Happiness is....(thanks to Charles Schultz, cartoonist of Peanuts)

This was a project done in the 1970's, so you're going to notice some old attitudes, anachronisms and old-fashioned elements of Deaf life back then. These will be published in a series of four at a time. Enjoy!

Happiness is having no speech or English drill today.


Misery is having to say "my country tis of thee" for VIP visitors.


Happiness is being understood without writing it down.


Misery is having the secretary make your phone calls.





Sunday, February 21, 2010

Photo: Panoramic Street view of the Rochester School for the Deaf Campus

The Perkins Building (Administration), ©2008 DPG

This Victorian building, built in 1870, originally housed the Home for Truant and Idle Children, a reform school.
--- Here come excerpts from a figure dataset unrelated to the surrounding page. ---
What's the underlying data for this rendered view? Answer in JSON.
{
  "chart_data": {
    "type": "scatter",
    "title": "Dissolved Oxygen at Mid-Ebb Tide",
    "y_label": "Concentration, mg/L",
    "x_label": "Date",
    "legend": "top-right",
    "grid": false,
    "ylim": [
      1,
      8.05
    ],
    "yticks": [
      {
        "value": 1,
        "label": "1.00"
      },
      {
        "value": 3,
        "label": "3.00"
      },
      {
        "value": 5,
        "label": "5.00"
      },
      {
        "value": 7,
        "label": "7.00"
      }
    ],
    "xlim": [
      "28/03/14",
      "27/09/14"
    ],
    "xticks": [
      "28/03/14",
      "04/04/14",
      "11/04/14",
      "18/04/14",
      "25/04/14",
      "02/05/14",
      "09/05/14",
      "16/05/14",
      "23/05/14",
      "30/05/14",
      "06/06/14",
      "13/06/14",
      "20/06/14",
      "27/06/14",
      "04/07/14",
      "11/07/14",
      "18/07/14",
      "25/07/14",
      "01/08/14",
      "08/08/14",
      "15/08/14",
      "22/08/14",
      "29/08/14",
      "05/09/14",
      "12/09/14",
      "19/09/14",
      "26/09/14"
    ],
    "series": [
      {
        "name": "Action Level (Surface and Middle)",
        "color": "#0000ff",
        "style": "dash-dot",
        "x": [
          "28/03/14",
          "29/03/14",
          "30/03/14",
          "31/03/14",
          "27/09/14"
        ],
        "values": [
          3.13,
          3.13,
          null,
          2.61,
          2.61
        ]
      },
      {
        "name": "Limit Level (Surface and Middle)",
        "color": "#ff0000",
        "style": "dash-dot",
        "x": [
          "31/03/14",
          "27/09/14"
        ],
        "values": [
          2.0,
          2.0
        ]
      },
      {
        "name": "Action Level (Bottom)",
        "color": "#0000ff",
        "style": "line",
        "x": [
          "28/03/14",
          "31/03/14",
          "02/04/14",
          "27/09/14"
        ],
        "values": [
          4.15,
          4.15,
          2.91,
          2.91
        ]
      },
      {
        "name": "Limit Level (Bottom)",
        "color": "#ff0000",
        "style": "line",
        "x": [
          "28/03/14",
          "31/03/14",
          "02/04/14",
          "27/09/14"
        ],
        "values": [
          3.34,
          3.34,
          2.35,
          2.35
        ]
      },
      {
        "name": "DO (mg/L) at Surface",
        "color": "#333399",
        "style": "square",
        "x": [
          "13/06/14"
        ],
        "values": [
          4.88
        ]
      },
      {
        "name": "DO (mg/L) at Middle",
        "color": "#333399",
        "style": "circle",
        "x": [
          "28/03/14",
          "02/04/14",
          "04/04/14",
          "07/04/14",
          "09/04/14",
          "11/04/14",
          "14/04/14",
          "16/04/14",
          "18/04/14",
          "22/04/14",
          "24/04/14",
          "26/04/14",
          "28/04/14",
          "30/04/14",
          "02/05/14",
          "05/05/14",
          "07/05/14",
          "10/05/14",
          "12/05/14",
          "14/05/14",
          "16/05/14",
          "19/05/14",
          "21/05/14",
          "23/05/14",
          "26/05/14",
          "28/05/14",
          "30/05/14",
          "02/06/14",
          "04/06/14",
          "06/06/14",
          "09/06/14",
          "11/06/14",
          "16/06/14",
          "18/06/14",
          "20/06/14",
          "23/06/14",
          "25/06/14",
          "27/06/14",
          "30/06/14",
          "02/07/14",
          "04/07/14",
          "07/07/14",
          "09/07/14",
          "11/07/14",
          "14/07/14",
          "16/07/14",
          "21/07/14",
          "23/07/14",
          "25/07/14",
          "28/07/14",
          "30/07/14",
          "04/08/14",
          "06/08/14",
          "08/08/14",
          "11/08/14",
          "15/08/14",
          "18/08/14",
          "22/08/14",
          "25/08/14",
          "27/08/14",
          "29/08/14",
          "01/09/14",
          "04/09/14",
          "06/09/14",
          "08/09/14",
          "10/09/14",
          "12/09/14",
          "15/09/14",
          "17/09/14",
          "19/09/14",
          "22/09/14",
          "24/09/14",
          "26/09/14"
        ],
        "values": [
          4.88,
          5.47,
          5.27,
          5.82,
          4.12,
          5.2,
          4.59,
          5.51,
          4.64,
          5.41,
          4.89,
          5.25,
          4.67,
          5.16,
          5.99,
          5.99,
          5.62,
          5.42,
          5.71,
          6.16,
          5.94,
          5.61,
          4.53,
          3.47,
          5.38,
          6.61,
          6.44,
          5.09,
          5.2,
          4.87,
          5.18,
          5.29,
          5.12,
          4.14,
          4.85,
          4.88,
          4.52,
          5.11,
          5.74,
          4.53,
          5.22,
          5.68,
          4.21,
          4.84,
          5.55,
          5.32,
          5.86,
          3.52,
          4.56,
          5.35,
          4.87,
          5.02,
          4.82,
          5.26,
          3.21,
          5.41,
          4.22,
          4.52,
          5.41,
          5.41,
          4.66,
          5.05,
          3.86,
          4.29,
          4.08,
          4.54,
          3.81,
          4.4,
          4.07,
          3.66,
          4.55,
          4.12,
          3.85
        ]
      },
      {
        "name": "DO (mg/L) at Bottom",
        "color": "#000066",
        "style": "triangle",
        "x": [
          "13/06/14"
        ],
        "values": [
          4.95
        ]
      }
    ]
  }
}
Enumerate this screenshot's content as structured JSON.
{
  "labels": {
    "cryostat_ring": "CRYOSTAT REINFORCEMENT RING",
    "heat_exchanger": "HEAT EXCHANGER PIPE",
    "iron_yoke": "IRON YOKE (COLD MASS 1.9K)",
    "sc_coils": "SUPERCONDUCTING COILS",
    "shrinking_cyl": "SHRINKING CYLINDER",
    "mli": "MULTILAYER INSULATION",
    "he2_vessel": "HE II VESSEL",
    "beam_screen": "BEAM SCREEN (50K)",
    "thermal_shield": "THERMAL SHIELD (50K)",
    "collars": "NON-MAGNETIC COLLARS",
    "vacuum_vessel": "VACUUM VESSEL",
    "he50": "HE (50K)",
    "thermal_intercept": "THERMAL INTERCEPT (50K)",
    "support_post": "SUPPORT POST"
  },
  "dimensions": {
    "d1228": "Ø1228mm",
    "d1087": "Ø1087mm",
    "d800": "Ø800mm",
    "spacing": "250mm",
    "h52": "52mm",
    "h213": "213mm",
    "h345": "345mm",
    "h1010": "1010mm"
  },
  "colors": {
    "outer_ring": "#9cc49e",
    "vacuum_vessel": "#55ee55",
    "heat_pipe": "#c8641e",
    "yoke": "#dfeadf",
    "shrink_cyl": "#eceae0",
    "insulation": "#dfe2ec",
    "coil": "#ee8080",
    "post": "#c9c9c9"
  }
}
In 1877 it closed and the Rochester School for the Deaf (then named the Western New York Institute for Deaf Mutes) took over the lease, later to buy the property. Over the years it housed the school, its pupils, and its staff at different times while additional buildings went up on campus. The school grew in reputation both for excellence in education and for the warm atmosphere fostered by its staff. Today its alumni still have fond memories of this building and love to tell stories about it, including one about the founder's ghost that supposedly inhabits it to this day.

This photo was made from eight or more smaller photos using a Sony DSC-f717camera mounted on a tripod. I stood on the sidewalk across the street and moved the camera after each shot, ten feet at a time to the side. The photos were assembled in Photoshop and most parallax distortions were corrected. The lighting changed during the shoot, so this had to be adjusted too.

Then, just for the heck of it, I tested the capability of an Epson 7600 printer and printed a 24" by 6 foot long  picture. I was amazed, even after working many hours on its composition. Each brick and almost every leaf and fence post came out sharp, which is difficult to achieve in a single photograph. For a first-time effort, this turned out surprisingly well, but I learned some lessons in parallax and photo compositing that will be of benefit next time.

This is a new blog, for a different purpose

In addition to my Xanga blog, I had been studying Blogger for different possibilities, one of them being showing my photos or artistic efforts on occasion. Yeah, I know there is Flickr, Pbase and other artist/photo sites that might be better (and have sales capability) but this is not my purpose. This blog is just for exploration of this medium and for interaction with you, the reader and viewer. Your comments are welcome and I promise to respond!